Interpretive Summary: The delineation between distinct populations of cells is an essential step in organ development. Boundary formation is necessary for the maintenance of the pluripotent meristematic cells in the shoot apical meristem (SAM) and the differentiation of developing organs. Boundaries are formed between whorls of organs (inter-whorl boundaries), between organs (intra-whorl boundaries) and within organs. Grasses have unique boundaries between the blade and sheath portion of the leaf. Many of the genes that function at these boundaries also regulate boundaries at the meristem.
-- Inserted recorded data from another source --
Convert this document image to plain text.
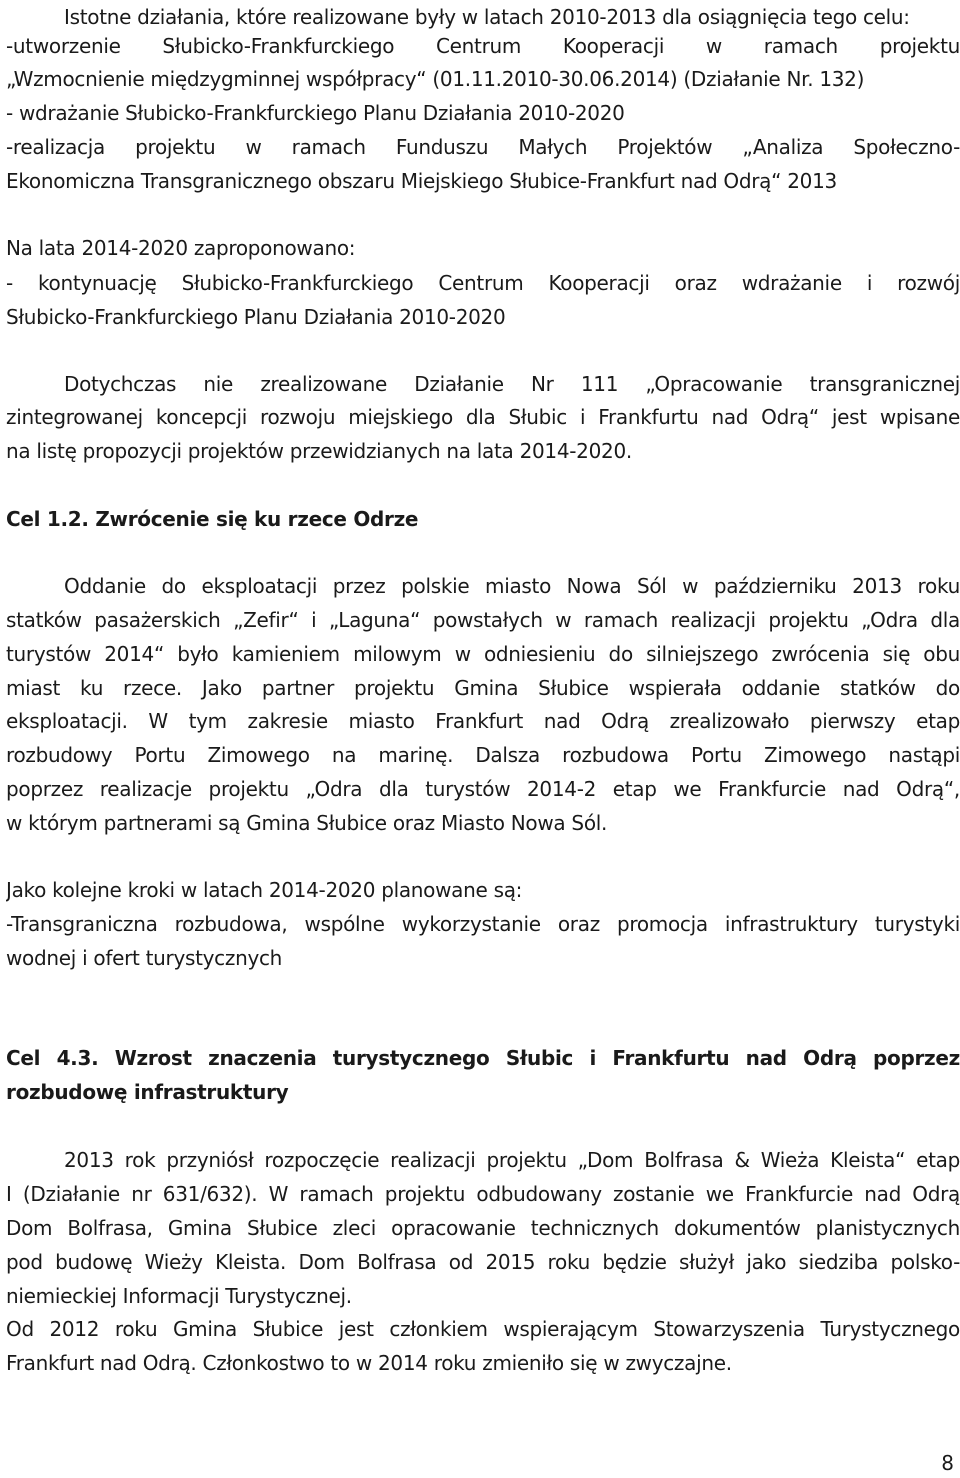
Istotne działania, które realizowane były w latach 2010-2013 dla osiągnięcia tego celu:
-utworzenie Słubicko-Frankfurckiego Centrum Kooperacji w ramach projektu
„Wzmocnienie międzygminnej współpracy“ (01.11.2010-30.06.2014) (Działanie Nr. 132)
- wdrażanie Słubicko-Frankfurckiego Planu Działania 2010-2020
-realizacja projektu w ramach Funduszu Małych Projektów „Analiza Społeczno-
Ekonomiczna Transgranicznego obszaru Miejskiego Słubice-Frankfurt nad Odrą“ 2013
Na lata 2014-2020 zaproponowano:
- kontynuację Słubicko-Frankfurckiego Centrum Kooperacji oraz wdrażanie i rozwój
Słubicko-Frankfurckiego Planu Działania 2010-2020
Dotychczas nie zrealizowane Działanie Nr 111 „Opracowanie transgranicznej
zintegrowanej koncepcji rozwoju miejskiego dla Słubic i Frankfurtu nad Odrą“ jest wpisane
na listę propozycji projektów przewidzianych na lata 2014-2020.
Cel 1.2. Zwrócenie się ku rzece Odrze
Oddanie do eksploatacji przez polskie miasto Nowa Sól w październiku 2013 roku
statków pasażerskich „Zefir“ i „Laguna“ powstałych w ramach realizacji projektu „Odra dla
turystów 2014“ było kamieniem milowym w odniesieniu do silniejszego zwrócenia się obu
miast ku rzece. Jako partner projektu Gmina Słubice wspierała oddanie statków do
eksploatacji. W tym zakresie miasto Frankfurt nad Odrą zrealizowało pierwszy etap
rozbudowy Portu Zimowego na marinę. Dalsza rozbudowa Portu Zimowego nastąpi
poprzez realizacje projektu „Odra dla turystów 2014-2 etap we Frankfurcie nad Odrą“,
w którym partnerami są Gmina Słubice oraz Miasto Nowa Sól.
Jako kolejne kroki w latach 2014-2020 planowane są:
-Transgraniczna rozbudowa, wspólne wykorzystanie oraz promocja infrastruktury turystyki
wodnej i ofert turystycznych
Cel 4.3. Wzrost znaczenia turystycznego Słubic i Frankfurtu nad Odrą poprzez
rozbudowę infrastruktury
2013 rok przyniósł rozpoczęcie realizacji projektu „Dom Bolfrasa & Wieża Kleista“ etap
I (Działanie nr 631/632). W ramach projektu odbudowany zostanie we Frankfurcie nad Odrą
Dom Bolfrasa, Gmina Słubice zleci opracowanie technicznych dokumentów planistycznych
pod budowę Wieży Kleista. Dom Bolfrasa od 2015 roku będzie służył jako siedziba polsko-
niemieckiej Informacji Turystycznej.
Od 2012 roku Gmina Słubice jest członkiem wspierającym Stowarzyszenia Turystycznego
Frankfurt nad Odrą. Członkostwo to w 2014 roku zmieniło się w zwyczajne.
8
Technical Abstract: Much of the research into the boundary gene regulatory network (GRN) has been carried out in the eudicot model Arabidopsis thaliana. This work has identified a dynamic network of hormone and gene interactions. Comparisons with other eudicot models such as tomato and pea, have shown key conserved nodes in the GRN and species-specific alterations, including the recruitment of the boundary GRN in leaf margin development. How boundaries are defined in monocots and in particular the grass family, which contains many of the world’s staple food crops, is not clear. Here we provide evidence for the grass boundary GRN during vegetative development. We particularly focus on the development of a grass-specific within-organ boundary, the ligule, which directly impacts leaf architecture. We also highlight key grass specific nodes in the known boundary GRNs, and the expansion of core gene families, which could allow for sub-functionalization within the grasses, perhaps explaining the lack of grass boundary mutants. Lastly, we consider how genome engineering and the use of natural diversity could be leveraged to influence key agronomic traits relative to leaf and plant architecture in the future, guided by knowledge of boundary GRNs.